All of this brings me to this tension which is the purpose of this entry. I get that Tillich was sort of a jerk, but I love his conception of faith as ultimate concern. It speaks to me and I think it can be helpful for introspection and self-analysis, even the way we talk about faith. I get that people freak out about Bultmann’s demythologizing the scripture, but can’t we applaud that he was a sincere believer trying to reconcile the tension between the mythological worldview of the bible and the scientific worldview of his day?

But, if I’ve learned anything in the past couple months of reading each of these guys it’s this: theologians, pastors, philosophers, etc… we love to root for their school. Either one lines up with the Yale school and Karl Barth, or you are stuck back in the liberal era. (Or worse yet, you are a fundamentalist in the worst sense of that word – theological bottom feeders to the academics).

I’m not immune to it either. I was looking through some bible study materials for our community groups at my church yesterday and I saw that a bunch of the authors were from Dallas Theological Seminary and in my mind that was it – I didn’t want to be exposed to it. Some people can’t mention Emergent and Brian McLaren without spitting twice on the ground and crossing themselves. It’s crazy, but we all do it.

The long and the short of it is this. I’ve long thought that I would have made more of college if I would have waited a few more years before I went. I might have picked a smaller school and I would surely have studied something besides Biology. Who knows, maybe I could cheer for both K-State and KU if that were the case? But the point is I have sometimes caught some heat on this blog for being open to new ideas which are deemed “dangerous.” (see Bill B. & U-571) And now that I’m studying theology, I’m starting to feel some pressure to pick a school. I feel like Lloyd Dobbler (John Cusack) talking with his guidance counselor (Bebe Neuwirth) in “Say Anything.” She wants him to declare his intentions for his future because she needs to put something down in his file. Lloyd refuses because the truth is he doesn’t know where he’s going to end up – he refuses to pick a school because he knows he doesn’t have all of the information yet. He’s just not ready.

I feel that way about theology and the different schools of thought. I’m not ready to pick a school either. Even though I feel pressure from lots of different places, friends, family, pastors, teachers, etc., most of them picked a school long ago and they’ve long since stopped recognizing the merits of other schools in any significant way. I don’t want to be that way when it comes to theology and my faith. I want to leave room for the divine to break through no matter who I’m reading. I’m not picking a school until I know a lot more than I know now and I’ll never gain that knowledge by closing off huge sections of thought. Sometimes sacred things break through from the most profane sources. The truth is that I think picking a school is dangerous, because then you pick several rival schools and the mind starts to think of ways to close off.
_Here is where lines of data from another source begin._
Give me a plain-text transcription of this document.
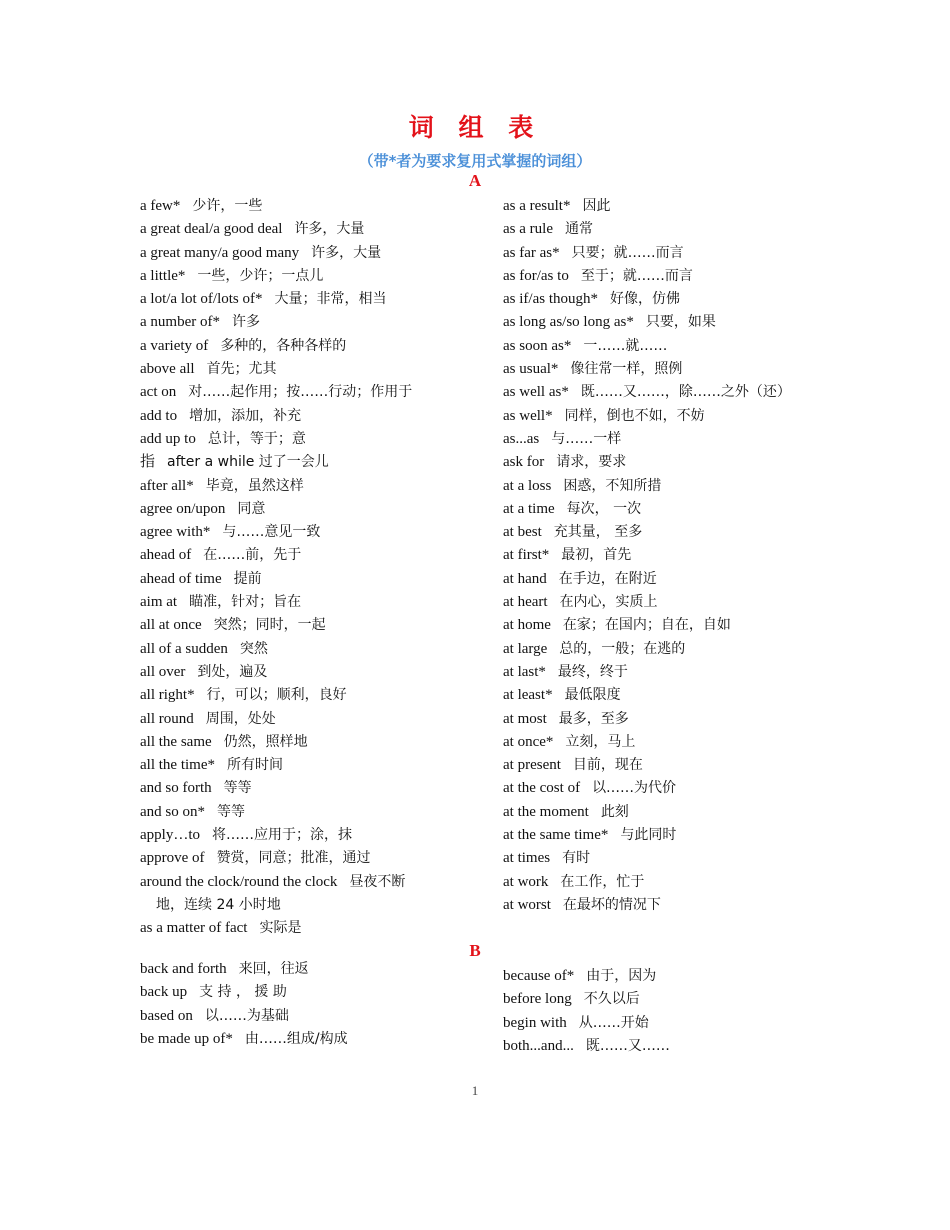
词 组 表
（带*者为要求复用式掌握的词组）
A
a few* 少许，一些
a great deal/a good deal 许多，大量
a great many/a good many 许多，大量
a little* 一些，少许；一点儿
a lot/a lot of/lots of* 大量；非常，相当
a number of* 许多
a variety of 多种的，各种各样的
above all 首先；尤其
act on 对……起作用；按……行动；作用于
add to 增加，添加，补充
add up to 总计，等于；意
指 after a while 过了一会儿
after all* 毕竟，虽然这样
agree on/upon 同意
agree with* 与……意见一致
ahead of 在……前，先于
ahead of time 提前
aim at 瞄准，针对；旨在
all at once 突然；同时，一起
all of a sudden 突然
all over 到处，遍及
all right* 行，可以；顺利，良好
all round 周围，处处
all the same 仍然，照样地
all the time* 所有时间
and so forth 等等
and so on* 等等
apply…to 将……应用于；涂，抹
approve of 赞赏，同意；批准，通过
around the clock/round the clock 昼夜不断
地，连续 24 小时地
as a matter of fact 实际是
as a result* 因此
as a rule 通常
as far as* 只要；就……而言
as for/as to 至于；就……而言
as if/as though* 好像，仿佛
as long as/so long as* 只要，如果
as soon as* 一……就……
as usual* 像往常一样，照例
as well as* 既……又……，除……之外（还）
as well* 同样，倒也不如，不妨
as...as 与……一样
ask for 请求，要求
at a loss 困惑，不知所措
at a time 每次， 一次
at best 充其量， 至多
at first* 最初，首先
at hand 在手边，在附近
at heart 在内心，实质上
at home 在家；在国内；自在，自如
at large 总的，一般；在逃的
at last* 最终，终于
at least* 最低限度
at most 最多，至多
at once* 立刻，马上
at present 目前，现在
at the cost of 以……为代价
at the moment 此刻
at the same time* 与此同时
at times 有时
at work 在工作，忙于
at worst 在最坏的情况下
B
back and forth 来回，往返
back up 支 持 ， 援 助
based on 以……为基础
be made up of* 由……组成/构成
because of* 由于，因为
before long 不久以后
begin with 从……开始
both...and... 既……又……
1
I know that makes lots of people uncomfortable, their theology is held tightly and is seldom open for adjustment or advancement. They’ve picked their school and that’s fine for them, but I’m not picking…not yet.

So I’m going to try and stop being a KU hater…I’m going back to trying to embrace the rival and find the good in them. I’m going to defy the norm and cheer for my school and the rival of my school, we’ll see how it works.